January 22, 2013
A chicken eats only about one bushel of feed per year. But at Dakota Layers, Flandreau, S.D., the bushels add up quickly.
Dakota Layers expanded recently and houses 1.3 million hens. It buys about 1 million bushels of corn; more tan 10,000 tons of soybean meal; and more than 2,000 tons of distillers grains each year to feed its birds.
"It's chicken feed," quips Scott Ramsdell, Dakota Layers president and CEO and a fifth generation farmer. "But it adds up."
The Dakota Layers "Prairie Proud" logo show the pride the company takes in being about to produce eggs in South Dakota
Organized in 1999 as a cooperative to add value to members' corn and soybeans, Dakota Layers is now a limited liability partnership owned more than 100 Moody County, S.D., area farm families. Its facilities – six barns housing seven hen flocks, two manure barns and an egg processing center -- are among the most modern in the U.S. The new $4 million barn has an enrichable colony hen housing system that meets California's new animal welfare standards.
Dakota Layers recently purchased two distribution centers in California so that it can sell directly to West Coast buyers. One of the distributors it purchased -- Rosemary Farms -- is a legacy brand in California and Dakota Layers has expanded into high-value direct marketing of eggs to consumers and retailers.It washes, packs and chills about 85,000 dozen eggs per day and sells 30 million dozen eggs per year throughout the United States. It also sells enough composted chicken litter as fertilizer to cover 8,000 acres.
Chris Wiese, Dakota Layers quality control manager, candles eggs to spot defects as they enter the processing center.

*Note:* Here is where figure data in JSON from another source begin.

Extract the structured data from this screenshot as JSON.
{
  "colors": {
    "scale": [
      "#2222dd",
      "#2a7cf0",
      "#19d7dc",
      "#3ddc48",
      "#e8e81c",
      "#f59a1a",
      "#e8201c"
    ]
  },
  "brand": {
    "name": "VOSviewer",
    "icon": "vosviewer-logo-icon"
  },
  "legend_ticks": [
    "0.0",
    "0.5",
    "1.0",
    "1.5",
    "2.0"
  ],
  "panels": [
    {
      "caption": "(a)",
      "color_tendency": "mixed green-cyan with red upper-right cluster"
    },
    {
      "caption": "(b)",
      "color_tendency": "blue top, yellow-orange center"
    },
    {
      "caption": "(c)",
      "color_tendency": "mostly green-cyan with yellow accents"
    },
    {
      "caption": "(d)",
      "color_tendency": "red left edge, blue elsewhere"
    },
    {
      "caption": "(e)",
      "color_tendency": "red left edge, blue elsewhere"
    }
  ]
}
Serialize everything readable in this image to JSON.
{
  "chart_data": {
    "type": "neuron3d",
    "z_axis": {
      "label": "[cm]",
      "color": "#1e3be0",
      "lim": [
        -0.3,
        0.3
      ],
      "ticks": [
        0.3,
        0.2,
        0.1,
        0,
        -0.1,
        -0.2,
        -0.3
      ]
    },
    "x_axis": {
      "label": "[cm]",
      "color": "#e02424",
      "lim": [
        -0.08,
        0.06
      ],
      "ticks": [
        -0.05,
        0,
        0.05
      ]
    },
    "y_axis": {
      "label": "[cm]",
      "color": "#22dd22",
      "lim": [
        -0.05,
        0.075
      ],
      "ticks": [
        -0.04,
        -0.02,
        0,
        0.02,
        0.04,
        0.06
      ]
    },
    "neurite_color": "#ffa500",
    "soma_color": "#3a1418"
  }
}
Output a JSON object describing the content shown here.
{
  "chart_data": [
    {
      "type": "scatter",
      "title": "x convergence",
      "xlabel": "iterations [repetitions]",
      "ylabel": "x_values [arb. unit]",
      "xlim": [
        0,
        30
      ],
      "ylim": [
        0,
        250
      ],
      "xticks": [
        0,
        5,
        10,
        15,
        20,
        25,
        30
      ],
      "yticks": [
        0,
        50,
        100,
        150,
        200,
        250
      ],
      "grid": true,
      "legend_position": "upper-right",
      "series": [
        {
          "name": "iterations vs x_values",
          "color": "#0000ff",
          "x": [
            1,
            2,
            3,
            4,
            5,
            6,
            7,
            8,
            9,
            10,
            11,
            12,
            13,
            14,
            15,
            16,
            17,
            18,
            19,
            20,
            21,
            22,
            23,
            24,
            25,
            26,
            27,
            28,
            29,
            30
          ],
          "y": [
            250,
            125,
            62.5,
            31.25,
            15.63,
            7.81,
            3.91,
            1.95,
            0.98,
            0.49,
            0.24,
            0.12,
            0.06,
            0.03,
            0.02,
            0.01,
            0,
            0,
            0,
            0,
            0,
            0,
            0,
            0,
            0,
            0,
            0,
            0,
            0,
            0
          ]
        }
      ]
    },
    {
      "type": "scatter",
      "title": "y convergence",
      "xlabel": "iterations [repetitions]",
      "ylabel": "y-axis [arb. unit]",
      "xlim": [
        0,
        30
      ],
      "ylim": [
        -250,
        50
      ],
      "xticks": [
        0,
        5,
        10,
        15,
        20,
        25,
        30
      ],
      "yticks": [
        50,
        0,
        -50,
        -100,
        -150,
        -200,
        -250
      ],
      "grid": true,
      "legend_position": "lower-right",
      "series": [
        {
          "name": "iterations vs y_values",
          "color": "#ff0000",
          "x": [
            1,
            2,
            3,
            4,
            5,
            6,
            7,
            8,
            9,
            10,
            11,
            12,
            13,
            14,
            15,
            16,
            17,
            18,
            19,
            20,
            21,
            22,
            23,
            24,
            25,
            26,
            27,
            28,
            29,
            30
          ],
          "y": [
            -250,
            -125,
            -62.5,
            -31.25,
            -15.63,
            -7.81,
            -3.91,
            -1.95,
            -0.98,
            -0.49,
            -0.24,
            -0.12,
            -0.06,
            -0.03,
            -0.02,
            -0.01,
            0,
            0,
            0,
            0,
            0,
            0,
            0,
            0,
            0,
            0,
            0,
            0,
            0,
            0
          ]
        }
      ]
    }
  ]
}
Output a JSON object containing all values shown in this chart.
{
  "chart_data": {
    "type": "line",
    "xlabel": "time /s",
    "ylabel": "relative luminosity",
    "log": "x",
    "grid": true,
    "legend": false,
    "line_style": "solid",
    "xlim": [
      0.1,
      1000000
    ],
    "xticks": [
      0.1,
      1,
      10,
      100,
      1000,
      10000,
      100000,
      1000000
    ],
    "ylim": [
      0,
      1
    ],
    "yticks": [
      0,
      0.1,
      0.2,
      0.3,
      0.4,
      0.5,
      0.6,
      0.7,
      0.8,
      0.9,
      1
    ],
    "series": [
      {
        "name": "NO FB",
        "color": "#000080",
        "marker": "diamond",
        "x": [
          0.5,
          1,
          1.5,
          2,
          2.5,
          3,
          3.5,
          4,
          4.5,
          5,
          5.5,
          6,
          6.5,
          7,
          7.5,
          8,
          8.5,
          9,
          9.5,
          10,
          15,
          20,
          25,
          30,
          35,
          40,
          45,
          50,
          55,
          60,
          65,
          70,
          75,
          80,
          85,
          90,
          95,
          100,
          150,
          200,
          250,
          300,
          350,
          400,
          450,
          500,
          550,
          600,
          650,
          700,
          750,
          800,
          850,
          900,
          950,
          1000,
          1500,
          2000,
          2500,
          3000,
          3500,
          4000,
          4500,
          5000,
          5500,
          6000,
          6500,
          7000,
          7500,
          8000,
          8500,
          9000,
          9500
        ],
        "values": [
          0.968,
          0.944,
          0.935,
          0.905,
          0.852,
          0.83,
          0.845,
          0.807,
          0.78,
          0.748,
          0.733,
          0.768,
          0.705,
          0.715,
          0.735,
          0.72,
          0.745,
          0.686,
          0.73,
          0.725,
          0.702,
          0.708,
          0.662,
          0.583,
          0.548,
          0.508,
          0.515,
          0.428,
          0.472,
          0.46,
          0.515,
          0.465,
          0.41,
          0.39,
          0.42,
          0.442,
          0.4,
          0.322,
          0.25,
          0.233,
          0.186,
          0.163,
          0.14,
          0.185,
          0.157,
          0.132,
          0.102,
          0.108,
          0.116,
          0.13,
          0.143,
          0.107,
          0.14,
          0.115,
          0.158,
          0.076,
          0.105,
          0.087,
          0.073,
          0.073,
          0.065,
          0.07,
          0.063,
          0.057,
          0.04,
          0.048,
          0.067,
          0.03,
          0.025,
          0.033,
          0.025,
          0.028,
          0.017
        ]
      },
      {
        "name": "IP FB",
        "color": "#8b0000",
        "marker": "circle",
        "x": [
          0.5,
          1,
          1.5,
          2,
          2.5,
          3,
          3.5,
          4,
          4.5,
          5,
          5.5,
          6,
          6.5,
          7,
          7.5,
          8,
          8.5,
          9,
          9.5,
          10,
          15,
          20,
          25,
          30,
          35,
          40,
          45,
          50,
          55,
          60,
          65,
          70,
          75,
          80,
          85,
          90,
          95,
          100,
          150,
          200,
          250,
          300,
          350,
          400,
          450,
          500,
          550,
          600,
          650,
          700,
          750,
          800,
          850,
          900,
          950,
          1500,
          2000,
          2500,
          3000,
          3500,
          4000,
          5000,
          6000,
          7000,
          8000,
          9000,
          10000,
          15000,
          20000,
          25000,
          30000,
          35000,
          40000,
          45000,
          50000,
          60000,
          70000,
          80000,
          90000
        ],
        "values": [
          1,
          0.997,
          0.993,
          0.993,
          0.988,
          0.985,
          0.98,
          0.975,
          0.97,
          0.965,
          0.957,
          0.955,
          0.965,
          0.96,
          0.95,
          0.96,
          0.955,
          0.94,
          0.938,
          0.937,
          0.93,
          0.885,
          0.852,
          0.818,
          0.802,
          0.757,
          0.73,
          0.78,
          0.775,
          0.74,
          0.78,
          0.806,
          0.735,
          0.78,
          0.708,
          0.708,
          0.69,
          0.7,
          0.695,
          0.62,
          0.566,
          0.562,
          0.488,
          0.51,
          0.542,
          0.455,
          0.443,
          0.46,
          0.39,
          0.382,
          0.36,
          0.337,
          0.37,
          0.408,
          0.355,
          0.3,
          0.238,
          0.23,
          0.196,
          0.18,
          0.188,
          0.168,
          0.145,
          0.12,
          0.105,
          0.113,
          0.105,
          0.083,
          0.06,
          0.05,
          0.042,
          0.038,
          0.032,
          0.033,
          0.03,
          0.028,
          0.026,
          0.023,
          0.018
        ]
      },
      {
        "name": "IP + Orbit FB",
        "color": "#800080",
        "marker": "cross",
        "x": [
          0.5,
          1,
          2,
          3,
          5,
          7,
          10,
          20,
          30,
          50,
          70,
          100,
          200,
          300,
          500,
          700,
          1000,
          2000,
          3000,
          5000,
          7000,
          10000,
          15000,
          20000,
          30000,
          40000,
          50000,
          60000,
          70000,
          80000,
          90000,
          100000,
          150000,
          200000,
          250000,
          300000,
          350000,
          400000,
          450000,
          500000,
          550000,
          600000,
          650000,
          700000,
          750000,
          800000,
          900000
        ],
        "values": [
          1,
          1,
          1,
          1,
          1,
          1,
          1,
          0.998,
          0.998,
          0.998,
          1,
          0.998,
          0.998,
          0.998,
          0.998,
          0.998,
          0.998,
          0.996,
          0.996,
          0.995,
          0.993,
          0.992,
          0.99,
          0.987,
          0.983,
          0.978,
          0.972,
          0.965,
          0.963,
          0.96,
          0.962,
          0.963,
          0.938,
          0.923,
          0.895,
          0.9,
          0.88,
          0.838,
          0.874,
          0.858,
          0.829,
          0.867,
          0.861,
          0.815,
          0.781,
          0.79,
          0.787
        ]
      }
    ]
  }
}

Dakota Layers is working to generate electricity from the litter the additional birds in the new barn will produce. It is mixing the dry litter with wetter manure from a nearby dairy and running it through a manure digester. Dakota Layers hopes to capture the methane and use it to produce electricity for its barns. Some of the power may be sold to go back on the electrical grid.